After making these complaints, Bailey was terminated. When he appealed, officers began to follow him and “stare him down.” Police Department Major Tommy Wheeler escalated the matter when issued a “be on the lookout,” often known as a BOLO, to all law enforcement personnel in the area. The BOLO included Bailey’s photograph, said that he was a “loose cannon,” and advised officers that they should “consider this man to be a danger and act accordingly.” After a few weeks Bailey was reinstated and the BOLO was canceled.

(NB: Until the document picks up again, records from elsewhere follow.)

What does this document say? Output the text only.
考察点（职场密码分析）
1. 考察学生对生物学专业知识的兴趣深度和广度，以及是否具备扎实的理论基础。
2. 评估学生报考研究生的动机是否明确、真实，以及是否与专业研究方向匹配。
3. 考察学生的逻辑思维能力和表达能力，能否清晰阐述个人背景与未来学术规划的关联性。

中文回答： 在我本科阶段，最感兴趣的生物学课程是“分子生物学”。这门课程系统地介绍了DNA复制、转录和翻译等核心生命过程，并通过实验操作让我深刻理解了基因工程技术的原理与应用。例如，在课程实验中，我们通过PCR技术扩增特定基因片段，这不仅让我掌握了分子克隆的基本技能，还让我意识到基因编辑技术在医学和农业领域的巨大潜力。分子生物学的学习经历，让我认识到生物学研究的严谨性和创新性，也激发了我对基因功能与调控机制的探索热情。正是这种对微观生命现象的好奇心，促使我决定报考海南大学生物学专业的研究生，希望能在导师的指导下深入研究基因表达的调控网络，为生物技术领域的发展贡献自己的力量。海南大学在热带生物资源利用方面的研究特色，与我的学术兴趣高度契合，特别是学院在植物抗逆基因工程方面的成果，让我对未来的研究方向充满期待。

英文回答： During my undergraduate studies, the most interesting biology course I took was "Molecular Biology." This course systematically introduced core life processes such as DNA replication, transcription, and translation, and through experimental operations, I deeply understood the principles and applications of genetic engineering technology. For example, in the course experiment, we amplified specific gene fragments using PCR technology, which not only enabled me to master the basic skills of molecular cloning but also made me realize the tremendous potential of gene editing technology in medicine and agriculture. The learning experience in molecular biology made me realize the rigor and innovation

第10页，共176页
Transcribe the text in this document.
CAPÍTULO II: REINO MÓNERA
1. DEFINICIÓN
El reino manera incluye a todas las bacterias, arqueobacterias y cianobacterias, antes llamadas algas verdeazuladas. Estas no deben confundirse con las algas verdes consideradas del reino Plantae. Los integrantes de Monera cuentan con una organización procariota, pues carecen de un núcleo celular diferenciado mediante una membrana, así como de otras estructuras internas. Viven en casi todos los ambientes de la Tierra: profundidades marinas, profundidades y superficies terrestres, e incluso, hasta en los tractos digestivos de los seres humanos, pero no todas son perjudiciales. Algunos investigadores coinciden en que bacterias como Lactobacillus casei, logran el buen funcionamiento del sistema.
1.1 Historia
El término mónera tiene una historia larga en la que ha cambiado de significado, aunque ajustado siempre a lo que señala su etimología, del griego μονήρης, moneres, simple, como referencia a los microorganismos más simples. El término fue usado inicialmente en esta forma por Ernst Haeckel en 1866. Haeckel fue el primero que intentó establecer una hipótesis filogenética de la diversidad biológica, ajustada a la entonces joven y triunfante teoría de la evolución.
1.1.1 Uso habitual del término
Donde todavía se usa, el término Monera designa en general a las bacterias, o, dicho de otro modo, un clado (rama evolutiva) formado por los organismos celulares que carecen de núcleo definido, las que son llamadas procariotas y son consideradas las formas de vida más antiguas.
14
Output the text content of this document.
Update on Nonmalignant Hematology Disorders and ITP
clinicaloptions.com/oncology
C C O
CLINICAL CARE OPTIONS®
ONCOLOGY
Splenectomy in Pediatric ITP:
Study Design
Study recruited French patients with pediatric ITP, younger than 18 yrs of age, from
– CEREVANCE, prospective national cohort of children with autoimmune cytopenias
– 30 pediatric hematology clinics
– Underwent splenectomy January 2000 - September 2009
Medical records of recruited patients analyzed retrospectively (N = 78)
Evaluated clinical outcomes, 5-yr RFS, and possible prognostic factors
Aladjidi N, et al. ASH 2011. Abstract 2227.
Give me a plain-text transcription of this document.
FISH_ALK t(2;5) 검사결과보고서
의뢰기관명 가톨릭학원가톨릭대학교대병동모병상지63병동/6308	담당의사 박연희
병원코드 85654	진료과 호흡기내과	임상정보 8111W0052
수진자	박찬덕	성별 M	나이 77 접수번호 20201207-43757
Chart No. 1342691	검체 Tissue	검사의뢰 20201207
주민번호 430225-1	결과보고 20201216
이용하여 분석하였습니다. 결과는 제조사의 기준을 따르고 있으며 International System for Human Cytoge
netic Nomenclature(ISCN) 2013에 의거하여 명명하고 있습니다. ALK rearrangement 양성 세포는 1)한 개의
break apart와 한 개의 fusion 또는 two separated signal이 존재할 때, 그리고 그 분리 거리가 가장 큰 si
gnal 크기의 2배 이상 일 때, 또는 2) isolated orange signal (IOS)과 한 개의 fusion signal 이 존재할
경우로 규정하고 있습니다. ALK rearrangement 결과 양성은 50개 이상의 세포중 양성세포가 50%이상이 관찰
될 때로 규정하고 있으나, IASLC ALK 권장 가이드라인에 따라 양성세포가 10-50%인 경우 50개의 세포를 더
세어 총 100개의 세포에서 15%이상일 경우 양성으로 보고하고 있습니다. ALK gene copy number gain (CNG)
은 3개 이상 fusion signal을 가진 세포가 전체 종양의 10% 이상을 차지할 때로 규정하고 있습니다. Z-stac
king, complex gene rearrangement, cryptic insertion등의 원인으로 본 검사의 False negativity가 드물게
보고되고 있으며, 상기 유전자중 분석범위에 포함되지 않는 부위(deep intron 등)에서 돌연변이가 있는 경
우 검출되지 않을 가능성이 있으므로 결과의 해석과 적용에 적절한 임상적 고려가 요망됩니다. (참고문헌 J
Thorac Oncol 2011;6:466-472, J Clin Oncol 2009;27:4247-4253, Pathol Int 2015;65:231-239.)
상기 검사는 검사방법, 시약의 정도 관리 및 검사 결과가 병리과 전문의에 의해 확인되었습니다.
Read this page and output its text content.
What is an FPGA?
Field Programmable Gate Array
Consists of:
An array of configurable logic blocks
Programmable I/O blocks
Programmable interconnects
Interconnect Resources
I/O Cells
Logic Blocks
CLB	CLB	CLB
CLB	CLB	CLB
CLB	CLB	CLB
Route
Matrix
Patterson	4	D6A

The Eleventh Circuit agreed that Bailey should be able to sue Wheeler for violating his First Amendment rights by issuing the BOLO. According to the facts stated in Bailey’s complaint, Wheeler’s use of the BOLO was in retaliation for lawfully protected speech. There was no doubt that Bailey’s complaints about the Department’s racial profiling and offensive remarks were a matter of public interest. The Court found that the BOLO effectively “gave all Douglas County law-enforcement officers a reasonable basis for using force—including deadly force—against Bailey if they reasonably misconstrued a single move Bailey made—such as reaching into his pocket when confronted by law-enforcement officers—as imperiling themselves or anyone else” Such a situation “easily would deter a person of ordinary firmness from exercising his First Amendment rights.”
This case demonstrates the strong protection Courts will give to constitutionally protected speech.The facts as stated by Bailey are chilling in that they show a police department using what should be a proper law enforcement tool, the BOLO, to target a particular person solely out of vindictiveness. One of the primary purposes of the courts is as a check against abuse of power by law enforcement. Here, the Eleventh Circuit fulfilled that purpose.